Iran und Ägypten – Filmemacher im Gespräch

Es wird wieder demonstriert an diesem Abend. „Sollen wir hingehen?“, haben sie im Taxi erst noch gefragt, eigentlich zum Spaß, doch dass das kein Spaß ist, ist offensichtlich. Ausschreitungen werden erwartet, in den vergangenen Tagen gab es Tote, der Blick von Marwan Hamed wird immer sorgenvoller, während er über Twitter die aktuellen Berichte verfolgt. Rafi Pitts, der iranische Filmemacher, der für eine Nacht in Kairo zu Besuch ist, will wissen, wer überhaupt demonstriert. „Copts“, Kopten, erklärt sein ägyptischer Gastgeber im englisch geführten Gespräch. „Cops?“ wundert sich Pitts über demonstrierende Polizei. Von Kopten, einer christlichen Gruppe in Ägypten, hat der in Paris lebende Iraner noch nichts gehört.

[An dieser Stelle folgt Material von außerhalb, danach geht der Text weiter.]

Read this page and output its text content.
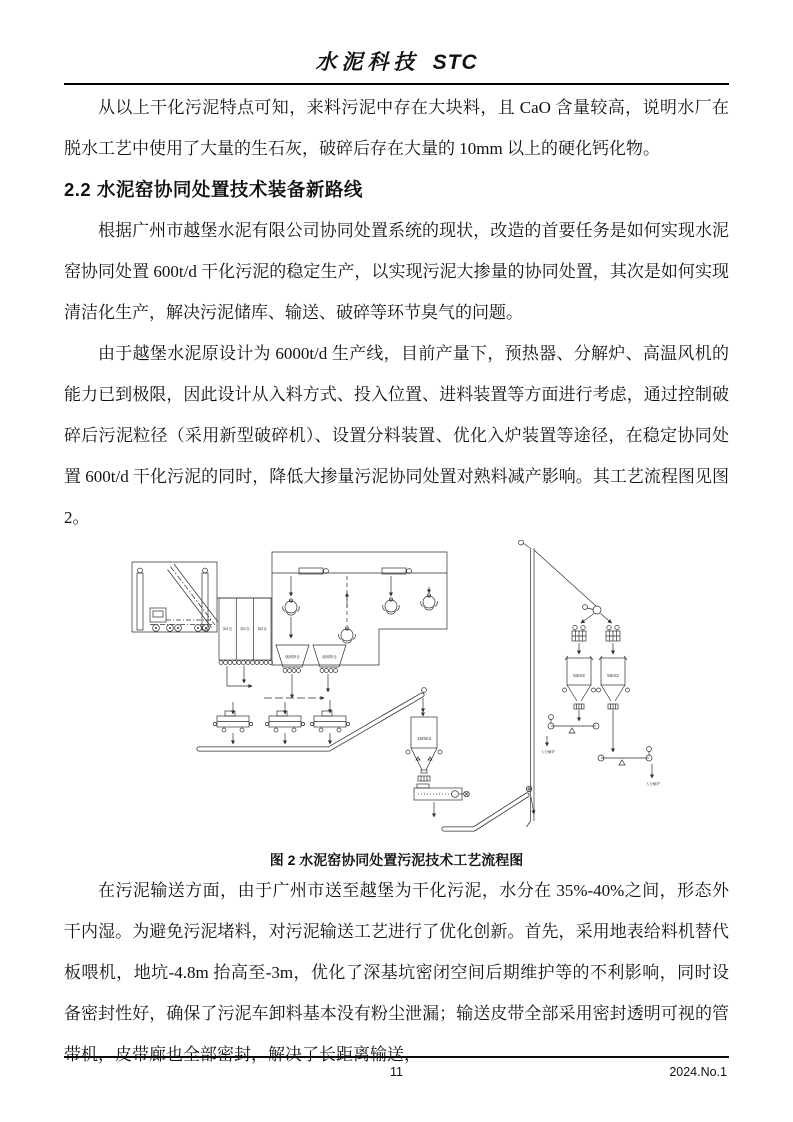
水泥科技 STC

从以上干化污泥特点可知，来料污泥中存在大块料，且 CaO 含量较高，说明水厂在脱水工艺中使用了大量的生石灰，破碎后存在大量的 10mm 以上的硬化钙化物。

2.2 水泥窑协同处置技术装备新路线

根据广州市越堡水泥有限公司协同处置系统的现状，改造的首要任务是如何实现水泥窑协同处置 600t/d 干化污泥的稳定生产，以实现污泥大掺量的协同处置，其次是如何实现清洁化生产，解决污泥储库、输送、破碎等环节臭气的问题。

由于越堡水泥原设计为 6000t/d 生产线，目前产量下，预热器、分解炉、高温风机的能力已到极限，因此设计从入料方式、投入位置、进料装置等方面进行考虑，通过控制破碎后污泥粒径（采用新型破碎机）、设置分料装置、优化入炉装置等途径，在稳定协同处置 600t/d 干化污泥的同时，降低大掺量污泥协同处置对熟料减产影响。其工艺流程图见图 2。

卸1仓 卸2仓 卸3仓
破碎降仓	破碎降仓
150m3
53m3	50m3
入分解炉
入分解炉

图 2 水泥窑协同处置污泥技术工艺流程图

在污泥输送方面，由于广州市送至越堡为干化污泥，水分在 35%-40%之间，形态外干内湿。为避免污泥堵料，对污泥输送工艺进行了优化创新。首先，采用地表给料机替代板喂机，地坑-4.8m 抬高至-3m，优化了深基坑密闭空间后期维护等的不利影响，同时设备密封性好，确保了污泥车卸料基本没有粉尘泄漏；输送皮带全部采用密封透明可视的管带机，皮带廊也全部密封，解决了长距离输送，

11	2024.No.1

Bei der Filmpremiere in den Hackeschen Höfen ist die Spannung dieser Stunden spürbar. Als man den Plan fasste, einen ägyptischen und einen iranischen Regisseur in der Arte-Dokureihe „Durch die Nacht mit ...“ gemeinsam loszuschicken, war klar, dass man im nachrevolutionären Kairo auf besondere Drehbedingungen treffen würde. Es sei aber ein Sonderfall, wenn die aktuelle Politik so unvermittelt in den Drehprozess einwirkt, sagt Regisseurin Edda Baumann-von Broen. Pitts, der sich aus dem Pariser Exil für seine verurteilten Kollegen Jafar Panahi und Mohammed Rasoulof einsetzt, und Marwan Hamed, der mit „The Yacoubian Building“ 2006 einen der teuersten ägyptischen Filme drehte und Mitregisseur der in Cannes vorgestellten Revolutionskompilation „18 Days“ ist, sind eine interessante Kombination. Dass aber die Demos Anfang Mai, drei Monate nach den dramatischen Tagen auf dem Tahrir-Platz, keineswegs Geschichte sind, war für alle Beteiligten unerwartet.

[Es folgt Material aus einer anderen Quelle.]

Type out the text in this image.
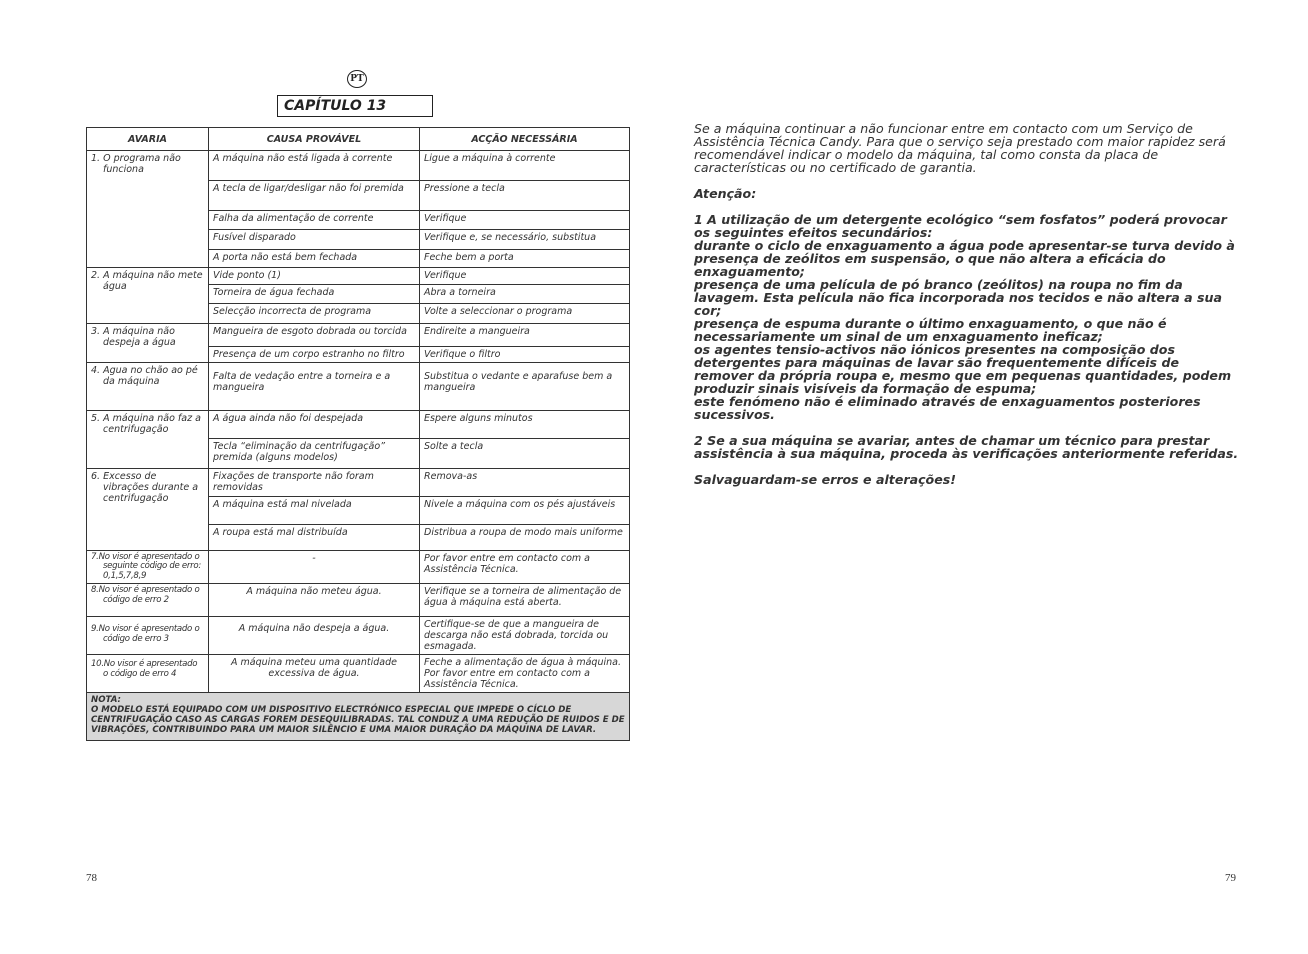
PT
CAPÍTULO 13
AVARIA	CAUSA PROVÁVEL	ACÇÃO NECESSÁRIA

1. O programa não funciona	A máquina não está ligada à corrente	Ligue a máquina à corrente
	A tecla de ligar/desligar não foi premida	Pressione a tecla
	Falha da alimentação de corrente	Verifique
	Fusível disparado	Verifique e, se necessário, substitua
	A porta não está bem fechada	Feche bem a porta

2. A máquina não mete água	Vide ponto (1)	Verifique
	Torneira de água fechada	Abra a torneira
	Selecção incorrecta de programa	Volte a seleccionar o programa

3. A máquina não despeja a água	Mangueira de esgoto dobrada ou torcida	Endireite a mangueira
	Presença de um corpo estranho no filtro	Verifique o filtro

4. Agua no chão ao pé da máquina	Falta de vedação entre a torneira e a mangueira	Substitua o vedante e aparafuse bem a mangueira

5. A máquina não faz a centrifugação	A água ainda não foi despejada	Espere alguns minutos
	Tecla “eliminação da centrifugação” premida (alguns modelos)	Solte a tecla

6. Excesso de vibrações durante a centrifugação	Fixações de transporte não foram removidas	Remova-as
	A máquina está mal nivelada	Nivele a máquina com os pés ajustáveis
	A roupa está mal distribuída	Distribua a roupa de modo mais uniforme

7.No visor é apresentado o seguinte código de erro: 0,1,5,7,8,9	-	Por favor entre em contacto com a Assistência Técnica.

8.No visor é apresentado o código de erro 2	A máquina não meteu água.	Verifique se a torneira de alimentação de água à máquina está aberta.

9.No visor é apresentado o código de erro 3	A máquina não despeja a água.	Certifique-se de que a mangueira de descarga não está dobrada, torcida ou esmagada.

10.No visor é apresentado o código de erro 4	A máquina meteu uma quantidade excessiva de água.	Feche a alimentação de água à máquina. Por favor entre em contacto com a Assistência Técnica.

NOTA:
O MODELO ESTÁ EQUIPADO COM UM DISPOSITIVO ELECTRÓNICO ESPECIAL QUE IMPEDE O CÍCLO DE CENTRIFUGAÇÃO CASO AS CARGAS FOREM DESEQUILIBRADAS. TAL CONDUZ A UMA REDUÇÃO DE RUIDOS E DE VIBRAÇÕES, CONTRIBUINDO PARA UM MAIOR SILÊNCIO E UMA MAIOR DURAÇÃO DA MÁQUINA DE LAVAR.		

Se a máquina continuar a não funcionar entre em contacto com um Serviço de Assistência Técnica Candy. Para que o serviço seja prestado com maior rapidez será recomendável indicar o modelo da máquina, tal como consta da placa de características ou no certificado de garantia.

Atenção:

1 A utilização de um detergente ecológico “sem fosfatos” poderá provocar os seguintes efeitos secundários:

durante o ciclo de enxaguamento a água pode apresentar-se turva devido à presença de zeólitos em suspensão, o que não altera a eficácia do enxaguamento;

presença de uma película de pó branco (zeólitos) na roupa no fim da lavagem. Esta película não fica incorporada nos tecidos e não altera a sua cor;

presença de espuma durante o último enxaguamento, o que não é necessariamente um sinal de um enxaguamento ineficaz;

os agentes tensio-activos não iónicos presentes na composição dos detergentes para máquinas de lavar são frequentemente difíceis de remover da própria roupa e, mesmo que em pequenas quantidades, podem produzir sinais visíveis da formação de espuma;

este fenómeno não é eliminado através de enxaguamentos posteriores sucessivos.

2 Se a sua máquina se avariar, antes de chamar um técnico para prestar assistência à sua máquina, proceda às verificações anteriormente referidas.

Salvaguardam-se erros e alterações!

78	79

Es ist ein besonderes Zusammentreffen: zwei smarte Regisseure, die im Eiltempo durch die Stadt laufen, über den Tahrir-Platz, in die Gassen der Altstadt, wo sich die Revolutionäre in versteckten Cafés verschanzten, und schließlich mit einem Bötchen über den Nil übersetzen. Da sind sie längst so leidenschaftlich in politische Diskussionen verstrickt, dass für die Schönheit des nächtlichen Kairo kein Blick mehr übrig bleibt. Was bleibt in Erinnerung von diesen kurzen Stunden? Pitts’ Ergriffenheit, als er auf dem Tahrir-Platz steht, den „derzeit wohl mythischsten Platz der Welt“. Hameds Bericht von den Revolutionstagen, als er sich mit einem Gewehr in der Hand wiederfand und nicht wusste, sollte er schießen und wenn ja, auf wen. Pitts’ Melancholie angesichts der Straßencafés in Kairo: „Wenn das doch irgendwann auch in meinem Land möglich wäre!“ Und das Erstaunen seines Gegenübers, der nicht wusste, dass im Iran Männer und Frauen in der Öffentlichkeit nicht gemeinsam Kaffee trinken können. Es ist für beide eine surreale und spürbar nachdenkliche Begegnung. Um 23 Uhr endet sie viel zu früh. Sperrstunde in Kairo.Christina Tilmann

„Durch die Nacht mit ...“ läuft am 5. Juli um 0.45 Uhr auf Arte.